No. Not just life. Martian probes in the early 21st century confirmed what scientists had hoped all along, simple prehistoric life forms, dormant and frozen beneath the red planet’s polar cap.
And now here we were, hurling ourselves along at a dramatic 3c, looking for bigger and better life. Fat chance. This mission was doomed from the start and about as impossible as catching a meteor with a butterfly net. Operation SWEEP as it has been labeled by the World Space Agency, WSA, owes its thanks to the failed colonization of the solar system (Mars and Jupiter’s moon Europa in particular). The expensive project was designed to increase public interest and generate money. Before the decade could end, seven ships were hastily constructed in earth orbit and fitted with the new untried star drives, destination: the center of the galaxy.

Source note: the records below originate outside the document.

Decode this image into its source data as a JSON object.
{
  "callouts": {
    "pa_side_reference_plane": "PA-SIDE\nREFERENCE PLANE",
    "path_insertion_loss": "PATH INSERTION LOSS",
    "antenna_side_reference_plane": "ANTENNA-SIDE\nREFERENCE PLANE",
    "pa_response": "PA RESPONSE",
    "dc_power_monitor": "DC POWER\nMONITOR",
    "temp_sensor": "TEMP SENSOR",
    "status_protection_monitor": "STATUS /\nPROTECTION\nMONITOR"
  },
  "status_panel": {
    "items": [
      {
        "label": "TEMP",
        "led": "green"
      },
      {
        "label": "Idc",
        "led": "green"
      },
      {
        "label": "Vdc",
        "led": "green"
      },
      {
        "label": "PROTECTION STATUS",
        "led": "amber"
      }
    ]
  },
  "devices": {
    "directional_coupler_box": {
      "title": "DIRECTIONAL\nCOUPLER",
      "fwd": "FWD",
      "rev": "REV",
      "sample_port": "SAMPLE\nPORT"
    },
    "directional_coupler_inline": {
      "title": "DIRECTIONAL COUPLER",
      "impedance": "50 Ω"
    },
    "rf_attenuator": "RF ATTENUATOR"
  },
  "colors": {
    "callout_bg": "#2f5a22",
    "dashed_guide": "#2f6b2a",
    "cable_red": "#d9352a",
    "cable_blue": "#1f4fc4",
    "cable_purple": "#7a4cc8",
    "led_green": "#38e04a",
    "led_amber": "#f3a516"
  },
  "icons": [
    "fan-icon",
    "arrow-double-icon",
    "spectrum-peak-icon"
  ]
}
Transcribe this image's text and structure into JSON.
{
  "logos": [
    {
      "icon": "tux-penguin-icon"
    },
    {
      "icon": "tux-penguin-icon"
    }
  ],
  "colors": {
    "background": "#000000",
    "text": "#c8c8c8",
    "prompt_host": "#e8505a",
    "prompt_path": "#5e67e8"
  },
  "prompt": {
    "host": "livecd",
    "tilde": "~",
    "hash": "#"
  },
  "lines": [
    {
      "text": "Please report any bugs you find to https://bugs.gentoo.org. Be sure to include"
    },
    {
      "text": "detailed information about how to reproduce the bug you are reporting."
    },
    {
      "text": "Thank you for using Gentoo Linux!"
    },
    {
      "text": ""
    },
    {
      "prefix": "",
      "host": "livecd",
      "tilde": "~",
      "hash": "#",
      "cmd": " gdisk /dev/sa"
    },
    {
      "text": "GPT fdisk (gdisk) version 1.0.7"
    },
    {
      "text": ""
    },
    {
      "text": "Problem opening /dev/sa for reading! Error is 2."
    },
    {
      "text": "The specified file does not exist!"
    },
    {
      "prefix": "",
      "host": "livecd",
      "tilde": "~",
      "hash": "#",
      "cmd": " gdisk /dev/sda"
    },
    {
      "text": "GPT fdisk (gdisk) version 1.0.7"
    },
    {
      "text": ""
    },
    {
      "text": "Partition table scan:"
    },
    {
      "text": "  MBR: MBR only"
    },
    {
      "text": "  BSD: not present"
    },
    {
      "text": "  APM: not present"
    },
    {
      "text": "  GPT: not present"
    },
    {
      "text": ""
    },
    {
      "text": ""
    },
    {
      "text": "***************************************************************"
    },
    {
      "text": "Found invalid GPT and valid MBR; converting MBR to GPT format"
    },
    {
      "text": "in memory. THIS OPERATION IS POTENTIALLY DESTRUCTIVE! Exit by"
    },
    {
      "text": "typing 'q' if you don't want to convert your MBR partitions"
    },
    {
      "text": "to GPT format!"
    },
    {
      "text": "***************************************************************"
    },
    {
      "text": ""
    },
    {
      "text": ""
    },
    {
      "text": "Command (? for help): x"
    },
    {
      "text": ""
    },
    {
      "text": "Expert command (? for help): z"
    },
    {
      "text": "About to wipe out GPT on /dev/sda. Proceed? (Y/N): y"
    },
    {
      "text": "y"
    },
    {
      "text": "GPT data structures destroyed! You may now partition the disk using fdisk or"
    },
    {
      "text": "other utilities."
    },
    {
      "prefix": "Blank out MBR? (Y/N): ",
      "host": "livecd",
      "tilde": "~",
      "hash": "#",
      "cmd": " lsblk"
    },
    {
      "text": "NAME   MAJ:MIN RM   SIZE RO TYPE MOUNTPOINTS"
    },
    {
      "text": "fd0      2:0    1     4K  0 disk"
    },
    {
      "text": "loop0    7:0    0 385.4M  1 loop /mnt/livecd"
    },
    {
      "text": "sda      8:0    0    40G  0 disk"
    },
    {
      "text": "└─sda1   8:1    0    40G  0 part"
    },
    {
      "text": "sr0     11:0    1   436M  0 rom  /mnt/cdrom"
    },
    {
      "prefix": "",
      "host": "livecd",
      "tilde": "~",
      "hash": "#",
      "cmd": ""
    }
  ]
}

It was a beautiful idea, a cosmetic bandage for a floundering space program and world economy. The public ate it up. Money poured in from every direction.
And now here we were. The lucky ones. Fourteen of us, two to a ship. Alone. For God knows how long.
By the way, my name is Joe Trapp. I was born in space, and worked most of my life in space, shuttling asteroid material from the Belt to mineral processing stations. That was until the WSA yanked me, put me through six months of training, another six months in an Esper Coven, doubled my salary, and gave me the impromptu rank of captain. This was all for the media, of course. It wouldn’t do to have an ensign piloting the fastest ship to ever come across man’s assembly lines.
And they called this one the Enterprise, named for the prototype of the first reusable space craft in the late 20th century, and perhaps more significantly, for the ship on a video show in the late 1960’s which inspired interest in space among millions. The name brought a fleeting image of the ship to mind. A swan floating through the currents of space, the engines swept back like wings, poised for flight, glowing, pulsing with power, life.
Better than this hulk it was certain, a pie wedge of a ship with three unsightly holes in the back, spewing behind it a plume of invisible radioactive material. There was nothing graceful about it at all. I doubt it will last as long as the video show, still populating a range of frequencies, its message as relevant as it ever was.
A whistle called across the bridge, indicating the passage of another relativistic hour. My co-pilot, one Alan Drews, looked slowly up from the status console, obviously annoyed. Despite that he and I were of similar backgrounds, nature had been less kind to him. His face was fleshed out, his jowls red and swollen. On his long nose and beneath his greasy mop, was a pair of thick glasses (Drews had refused implants to correct vision problems). It seemed that space travel did not suit him.
“Want me to take care of that?” he asked, or rather wheezed. Drews never resorted to telepathy, and I was glad. It was an intimate, personal experience I didn’t care to share with him.